“Navy officials did indeed meet with interested congressional members and staffers on Wednesday to provide a classified brief on efforts to understand and identify these threats to the safety and security of our aviators," US Navy spokesperson Lt. Cmdr. Daniel Day said in a statement, noting that "follow-up discussions with other interested staffers" would happen the following day.
"Navy officials will continue to keep interested congressional members and staff informed. Given the classified nature of these discussions, we will not comment on the specific information provided in these Hill briefings.”
Politico reported that one of the attending lawmakers was Senate Intelligence Committee vice-chair Mark Warner (D-VA), according to his office.
“If pilots at Oceana or elsewhere are reporting flight hazards that interfere with training or put them at risk, then Senator Warner wants answers,” Warner’s spokesperson, Rachel Cohen, said in a Wednesday statement. “It doesn’t matter if it’s weather balloons, little green men, or something else entirely — we can’t ask our pilots to put their lives at risk unnecessarily.”
In April, the Navy announced it was drawing up new guidelines to encourage its aviators to report UFO encounters in an effort to destigmatize the subject, Sputnik reported.
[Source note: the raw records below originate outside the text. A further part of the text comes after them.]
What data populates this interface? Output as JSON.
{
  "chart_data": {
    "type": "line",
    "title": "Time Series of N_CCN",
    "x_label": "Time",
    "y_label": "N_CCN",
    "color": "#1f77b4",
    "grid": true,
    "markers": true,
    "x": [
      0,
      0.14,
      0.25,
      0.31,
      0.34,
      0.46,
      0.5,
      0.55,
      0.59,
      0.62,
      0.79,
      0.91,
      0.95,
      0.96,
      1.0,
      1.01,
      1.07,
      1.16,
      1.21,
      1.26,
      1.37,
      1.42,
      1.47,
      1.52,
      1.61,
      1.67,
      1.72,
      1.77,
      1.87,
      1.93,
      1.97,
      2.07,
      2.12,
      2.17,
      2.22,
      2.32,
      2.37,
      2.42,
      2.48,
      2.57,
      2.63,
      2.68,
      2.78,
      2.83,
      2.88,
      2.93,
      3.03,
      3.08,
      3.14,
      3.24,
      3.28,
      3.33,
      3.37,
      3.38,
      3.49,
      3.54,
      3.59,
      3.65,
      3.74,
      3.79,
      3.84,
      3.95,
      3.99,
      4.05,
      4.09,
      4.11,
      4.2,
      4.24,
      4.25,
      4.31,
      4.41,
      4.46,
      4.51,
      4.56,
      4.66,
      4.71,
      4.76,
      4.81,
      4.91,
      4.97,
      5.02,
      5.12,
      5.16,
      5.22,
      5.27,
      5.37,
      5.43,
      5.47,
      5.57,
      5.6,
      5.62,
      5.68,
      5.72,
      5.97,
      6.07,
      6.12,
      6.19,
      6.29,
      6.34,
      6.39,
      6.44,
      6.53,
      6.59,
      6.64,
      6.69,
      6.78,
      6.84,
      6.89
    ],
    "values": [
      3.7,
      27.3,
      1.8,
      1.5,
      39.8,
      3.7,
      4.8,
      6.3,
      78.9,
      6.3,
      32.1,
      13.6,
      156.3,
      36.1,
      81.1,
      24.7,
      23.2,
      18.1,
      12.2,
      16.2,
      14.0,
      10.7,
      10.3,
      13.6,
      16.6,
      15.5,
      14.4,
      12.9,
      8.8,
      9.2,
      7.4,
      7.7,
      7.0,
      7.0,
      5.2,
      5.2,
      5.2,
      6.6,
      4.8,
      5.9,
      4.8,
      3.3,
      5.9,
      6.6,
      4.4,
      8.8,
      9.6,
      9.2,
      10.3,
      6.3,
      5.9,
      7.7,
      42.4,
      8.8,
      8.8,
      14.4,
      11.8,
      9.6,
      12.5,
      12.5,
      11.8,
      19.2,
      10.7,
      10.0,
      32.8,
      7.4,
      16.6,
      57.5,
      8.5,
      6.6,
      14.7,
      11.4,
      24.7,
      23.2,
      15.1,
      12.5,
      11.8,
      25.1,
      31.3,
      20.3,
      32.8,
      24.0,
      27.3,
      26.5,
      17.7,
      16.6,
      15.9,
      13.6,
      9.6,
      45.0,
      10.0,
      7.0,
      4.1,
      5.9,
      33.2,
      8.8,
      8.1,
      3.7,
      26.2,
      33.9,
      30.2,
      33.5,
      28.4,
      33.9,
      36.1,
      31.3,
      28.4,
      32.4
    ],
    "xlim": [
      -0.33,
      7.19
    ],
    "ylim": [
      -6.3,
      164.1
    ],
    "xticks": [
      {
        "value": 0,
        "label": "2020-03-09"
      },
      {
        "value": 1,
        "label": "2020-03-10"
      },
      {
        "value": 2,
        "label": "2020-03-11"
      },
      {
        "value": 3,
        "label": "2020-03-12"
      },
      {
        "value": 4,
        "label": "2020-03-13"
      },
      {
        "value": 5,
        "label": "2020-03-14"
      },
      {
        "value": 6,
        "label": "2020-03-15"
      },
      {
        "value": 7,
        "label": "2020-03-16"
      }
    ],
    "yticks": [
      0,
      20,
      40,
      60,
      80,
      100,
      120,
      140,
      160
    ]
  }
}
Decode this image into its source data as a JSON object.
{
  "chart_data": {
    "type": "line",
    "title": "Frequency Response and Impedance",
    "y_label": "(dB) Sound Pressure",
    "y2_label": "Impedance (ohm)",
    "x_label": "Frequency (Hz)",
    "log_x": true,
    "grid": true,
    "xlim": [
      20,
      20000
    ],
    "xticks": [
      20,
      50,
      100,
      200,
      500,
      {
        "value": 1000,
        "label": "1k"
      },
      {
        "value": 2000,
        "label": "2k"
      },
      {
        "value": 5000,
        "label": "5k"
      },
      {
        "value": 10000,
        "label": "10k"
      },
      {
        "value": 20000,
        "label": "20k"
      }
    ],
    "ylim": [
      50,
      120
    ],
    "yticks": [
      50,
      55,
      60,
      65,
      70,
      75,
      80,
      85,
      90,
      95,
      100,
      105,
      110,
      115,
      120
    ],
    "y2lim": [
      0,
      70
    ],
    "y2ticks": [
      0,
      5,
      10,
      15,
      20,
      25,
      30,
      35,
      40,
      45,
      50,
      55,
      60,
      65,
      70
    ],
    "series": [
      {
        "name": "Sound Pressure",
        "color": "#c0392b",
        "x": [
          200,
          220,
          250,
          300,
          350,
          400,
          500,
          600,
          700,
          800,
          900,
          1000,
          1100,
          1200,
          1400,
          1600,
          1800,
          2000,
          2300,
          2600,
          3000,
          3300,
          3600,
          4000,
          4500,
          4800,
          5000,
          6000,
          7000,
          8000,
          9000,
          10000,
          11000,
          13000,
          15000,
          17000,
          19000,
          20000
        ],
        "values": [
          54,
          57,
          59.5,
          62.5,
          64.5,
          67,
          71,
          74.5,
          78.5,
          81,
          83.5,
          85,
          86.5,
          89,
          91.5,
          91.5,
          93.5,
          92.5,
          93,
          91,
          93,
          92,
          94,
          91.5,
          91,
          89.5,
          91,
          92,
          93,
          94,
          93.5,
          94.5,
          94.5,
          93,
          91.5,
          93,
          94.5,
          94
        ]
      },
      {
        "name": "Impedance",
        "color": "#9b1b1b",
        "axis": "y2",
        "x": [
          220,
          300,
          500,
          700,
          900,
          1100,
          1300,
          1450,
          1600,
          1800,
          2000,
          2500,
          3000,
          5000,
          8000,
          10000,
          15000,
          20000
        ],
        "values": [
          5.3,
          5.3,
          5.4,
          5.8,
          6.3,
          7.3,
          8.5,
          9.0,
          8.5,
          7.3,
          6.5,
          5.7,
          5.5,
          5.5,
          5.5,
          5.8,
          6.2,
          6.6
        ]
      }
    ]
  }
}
Now, “there are people coming out of the woodwork,” according to one former government official who participated in the meetings.
A current intelligence official added: “More requests for briefings are coming in.”
Indeed, the New York Times reported late last month on the “almost daily” appearances of UFOs on F/A-18 Super Hornet radars following a 2014 upgrade - many of which were confirmed by visual contact. The UFOs were reportedly capable of hypersonic speeds and accelerations that would be deadly for human pilots.
US President Donald Trump was even asked about the mysterious sightings, telling ABC he’d been briefed on them but did “not particularly” believe them.
At one point, the Pentagon took UFOs very seriously. Between 1952 and 1969, the Air Force’s “Project Blue Book” embarked on a series of studies to determine once and for all what all these UFOs being seen and reported were. While visitors from another world were one possible explanation, it was considered far more likely that unidentified phenomena might be either natural effects or some top secret weapons project being tested by the Soviet Union.
The program closed in 1969, when the Air Force decided UFOs were "no longer of any interest." However, as Sputnik reported, the investigation didn't end: the Defense Intelligence Agency (DIA) revived the program in 2009 as the Advanced Aviation Threat Identification Program (AATIP). While the Pentagon maintains the project ended three years later, its former chief, Luis Elizondo, claims he continued to oversee its operation until his resignation in October 2017.